DOC Deputy Director Matt Stern said Breihan had reached out to them about her concerns, and they investigated and found them to be true.

"She was right and we addressed and rectified it so we need to hear about these issues when they come up or they won't be addressed," he said. "We reiterated to all wardens that it is the expectation for staff to wear masks."

However, Stern and DOC Director Anne Precythe said staff are not being terminated when not wearing masks.

"It's not different from what you see in many public places now," Precythe said. "DOC is not the most popular place to work, and we have to keep the staff we have and need to find more. We also educate the prisoners about the need to wear masks, but they are not facing discipline if they don't, especially those who have a history of no disciplinary problems."

When asked if it could be called a mandate if it's not enforced, Precythe said: "There is an expectation and we ask the staff to wear them and the importance of that. I need my staff at work, and they have been doing a good job."
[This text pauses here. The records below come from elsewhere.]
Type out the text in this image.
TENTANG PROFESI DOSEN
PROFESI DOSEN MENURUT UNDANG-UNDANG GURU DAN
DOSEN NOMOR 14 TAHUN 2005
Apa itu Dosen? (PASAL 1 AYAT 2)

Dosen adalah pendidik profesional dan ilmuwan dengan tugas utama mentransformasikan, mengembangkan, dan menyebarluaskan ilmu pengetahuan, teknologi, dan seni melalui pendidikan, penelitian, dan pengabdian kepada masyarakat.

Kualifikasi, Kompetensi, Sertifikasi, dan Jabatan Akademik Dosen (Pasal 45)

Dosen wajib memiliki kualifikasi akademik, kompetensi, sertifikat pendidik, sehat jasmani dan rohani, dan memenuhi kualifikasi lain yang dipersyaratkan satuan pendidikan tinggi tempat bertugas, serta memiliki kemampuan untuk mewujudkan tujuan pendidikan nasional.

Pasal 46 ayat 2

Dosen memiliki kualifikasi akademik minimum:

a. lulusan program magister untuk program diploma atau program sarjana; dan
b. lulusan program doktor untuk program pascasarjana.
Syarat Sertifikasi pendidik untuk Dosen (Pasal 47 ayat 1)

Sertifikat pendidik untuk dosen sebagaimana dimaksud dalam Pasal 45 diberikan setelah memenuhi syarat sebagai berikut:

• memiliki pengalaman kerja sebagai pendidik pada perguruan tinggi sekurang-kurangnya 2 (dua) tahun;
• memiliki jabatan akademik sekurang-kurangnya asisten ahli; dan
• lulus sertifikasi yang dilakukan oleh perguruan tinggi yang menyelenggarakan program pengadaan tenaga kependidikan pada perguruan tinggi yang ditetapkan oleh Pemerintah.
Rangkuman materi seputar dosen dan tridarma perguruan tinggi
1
Precythe said they have begun vaccinations at prisons, and as of Thursday, just more than 3,600 had been given to prisoners in a two-week time period. She said they are starting with the same guidelines used by the state for the rest of the population with those 65 and older and with pre-existing conditions receiving the first doses.

Stern added all staff have been offered vaccines, and close to 3,000 have been given to them with two large clinics planned in the near future. He also added it's the personal choice for prisoners and staff to get vaccinated, but DOC was trying to encourage them to take the vaccine.

"We tell them that getting vaccinated will allow us to get back to offering things like visitations and our other educational programs to help them," Precythe added.

Tim Cutt, of the Missouri Corrections Officer Association, which represents about 4,000 prison staff, said he hadn't had a COVID-related complaint in more than a month.

"When this started a year ago, we had staff who would stay at institutions at night so they wouldn't bring it back to their family," he said. "Steps were followed to letter when this started and then got lax at some institutions. We saw more problems when transfers from prisons occurred a few months ago, but now we appear to have gotten a handle on things, the staff feels. There have been 88,000 tests done at prisons and that may have helped. I can't put a finger on what slowed this down, but we want it to continue."

Stern said reception and diagnostic centers such as in Fulton are where they see the most problems. As of Thursday, Stern said they had 12 active COVID-19 cases in Fulton, the most of any DOC facility. Some of that he blamed on the fact some counties are not testing prisoners for COVID-19 at their jails so it's not until they are transferred to DOC that they are found to have the virus.

Precythe noted, as of Thursday, there were only 26 offenders who were actively positive with COVID-19 in the entire DOC, along with nine staff.

"You can only hold people so long in one facility before you have to move to them to another facility," Stern said. "It's challenging in a confined setting like what we have. This wasn't taken lightly. We stopped outside visits into prisons, we tested all prisoners and staff, and any staff found to be positive had to go through a process before coming back to work."

Stern said they had hoped to have video visitation up and working by now, but there have been a lot of technical issues, although a pilot program is going on at the Tipton Correctional Center.

"We want visitations to start as soon as possible, but we have to wait until vaccinations increase," Stern added.